Let \(\phi\) be the random variable of interest.

Assume the posterior distribution \(\phi| data \sim \text{binomial}(20, 0.4)\)

set.seed(123)

# binomial(n, p)
n = 20
p = 0.4

# exact posterior mean, variance, sd of a binomial(n, p)
EPhi = n*p # 20*.4 = 8
VarPhi = n*p*(1-p) # 20*.4*.6 = 4.8
sdPhi = sqrt(VarPhi) # 2.19089

# Monte Carlo sample of size N
N = 100
PhiSamples = rbinom(N, size = n, prob = p) 
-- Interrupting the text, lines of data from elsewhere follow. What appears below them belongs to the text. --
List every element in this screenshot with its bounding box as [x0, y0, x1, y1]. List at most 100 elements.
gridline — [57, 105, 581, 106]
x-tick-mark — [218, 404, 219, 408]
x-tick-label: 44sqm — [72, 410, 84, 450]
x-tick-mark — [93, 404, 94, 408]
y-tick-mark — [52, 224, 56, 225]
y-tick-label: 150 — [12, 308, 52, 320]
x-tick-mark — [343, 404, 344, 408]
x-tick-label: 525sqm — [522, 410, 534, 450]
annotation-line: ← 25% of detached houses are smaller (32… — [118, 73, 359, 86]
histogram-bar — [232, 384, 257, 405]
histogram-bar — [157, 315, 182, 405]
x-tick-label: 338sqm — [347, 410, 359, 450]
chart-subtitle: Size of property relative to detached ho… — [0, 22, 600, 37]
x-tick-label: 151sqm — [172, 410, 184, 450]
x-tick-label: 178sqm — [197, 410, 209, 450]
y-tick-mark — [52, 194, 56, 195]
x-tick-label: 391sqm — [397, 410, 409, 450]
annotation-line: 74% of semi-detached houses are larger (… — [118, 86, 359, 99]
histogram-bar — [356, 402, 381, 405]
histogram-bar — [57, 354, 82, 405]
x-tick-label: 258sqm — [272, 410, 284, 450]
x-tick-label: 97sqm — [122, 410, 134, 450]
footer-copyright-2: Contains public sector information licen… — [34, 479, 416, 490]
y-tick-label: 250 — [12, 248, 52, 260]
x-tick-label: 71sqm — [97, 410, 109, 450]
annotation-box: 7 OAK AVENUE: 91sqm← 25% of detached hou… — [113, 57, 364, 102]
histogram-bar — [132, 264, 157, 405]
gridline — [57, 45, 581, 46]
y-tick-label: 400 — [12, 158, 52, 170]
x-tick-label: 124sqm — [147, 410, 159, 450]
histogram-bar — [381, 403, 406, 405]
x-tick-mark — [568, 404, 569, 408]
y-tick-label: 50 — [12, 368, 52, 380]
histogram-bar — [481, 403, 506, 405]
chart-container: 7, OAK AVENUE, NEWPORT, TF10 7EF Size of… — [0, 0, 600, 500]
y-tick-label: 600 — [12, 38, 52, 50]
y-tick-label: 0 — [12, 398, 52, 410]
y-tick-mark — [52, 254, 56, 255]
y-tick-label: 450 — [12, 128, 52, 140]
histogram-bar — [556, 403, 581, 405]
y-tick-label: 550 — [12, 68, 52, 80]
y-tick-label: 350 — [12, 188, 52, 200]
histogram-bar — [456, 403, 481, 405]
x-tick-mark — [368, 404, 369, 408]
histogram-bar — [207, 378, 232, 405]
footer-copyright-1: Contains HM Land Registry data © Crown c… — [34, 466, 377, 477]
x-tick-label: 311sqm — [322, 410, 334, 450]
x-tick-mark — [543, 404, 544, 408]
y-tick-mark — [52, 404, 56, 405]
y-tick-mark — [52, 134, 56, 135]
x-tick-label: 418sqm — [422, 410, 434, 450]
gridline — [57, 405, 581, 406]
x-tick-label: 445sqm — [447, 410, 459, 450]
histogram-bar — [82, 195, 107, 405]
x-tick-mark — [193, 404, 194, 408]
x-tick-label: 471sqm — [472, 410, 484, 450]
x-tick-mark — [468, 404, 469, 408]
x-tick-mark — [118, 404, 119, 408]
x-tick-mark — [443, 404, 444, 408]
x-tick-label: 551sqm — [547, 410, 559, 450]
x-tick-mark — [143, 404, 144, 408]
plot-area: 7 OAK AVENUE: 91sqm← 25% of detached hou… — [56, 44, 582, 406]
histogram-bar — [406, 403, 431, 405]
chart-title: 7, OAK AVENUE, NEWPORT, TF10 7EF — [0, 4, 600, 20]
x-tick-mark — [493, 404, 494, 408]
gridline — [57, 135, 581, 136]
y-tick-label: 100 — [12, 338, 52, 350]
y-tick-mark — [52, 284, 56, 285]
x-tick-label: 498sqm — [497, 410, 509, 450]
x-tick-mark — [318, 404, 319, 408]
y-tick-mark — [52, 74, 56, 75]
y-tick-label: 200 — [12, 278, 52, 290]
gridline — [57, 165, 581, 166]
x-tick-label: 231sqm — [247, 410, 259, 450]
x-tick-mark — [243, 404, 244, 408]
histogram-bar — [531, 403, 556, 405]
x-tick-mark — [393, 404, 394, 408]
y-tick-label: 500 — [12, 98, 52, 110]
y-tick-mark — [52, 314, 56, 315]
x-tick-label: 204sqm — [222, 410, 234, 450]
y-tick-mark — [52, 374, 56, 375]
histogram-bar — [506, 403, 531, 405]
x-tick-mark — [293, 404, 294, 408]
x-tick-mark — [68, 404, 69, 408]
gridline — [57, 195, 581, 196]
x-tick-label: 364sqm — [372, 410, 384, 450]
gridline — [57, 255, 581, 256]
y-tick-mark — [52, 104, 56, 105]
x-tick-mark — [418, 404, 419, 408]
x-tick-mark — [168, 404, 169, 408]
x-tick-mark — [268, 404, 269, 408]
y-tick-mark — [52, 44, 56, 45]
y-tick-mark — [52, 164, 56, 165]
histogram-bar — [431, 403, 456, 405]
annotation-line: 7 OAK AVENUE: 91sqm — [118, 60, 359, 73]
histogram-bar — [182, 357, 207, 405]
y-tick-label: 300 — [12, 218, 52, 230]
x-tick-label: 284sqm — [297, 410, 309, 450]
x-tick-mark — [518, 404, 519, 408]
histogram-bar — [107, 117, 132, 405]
# Empirical approximation of posterior mean, var, sd
PhiBar = mean(PhiSamples)
PhiVar = var(PhiSamples)
PhiSigma = sd(PhiSamples) # = sqrt(sum((xSamples - xbar)^2) / (N -1))

se = PhiSigma / sqrt(N)

lb = round(PhiBar - (2*se), 3)
ub = round(PhiBar + (2*se), 3)

For N = 100 Monte Carlo samples, The posterior mean of \(\phi\) is \(\bar{\phi} =\) 8.01 with 95% confidence interval (7.57 8.45).

Above we estimate \(Var(\phi)\) to be 4.838 and the standard error for \(N = 100\) was 0.22.

If you wanted to state \(p(\phi \in (\hat{\phi} \pm 0.01)) = 0.95\), how large would \(N\) have to be?

Check your answer by adjusting \(N\) above.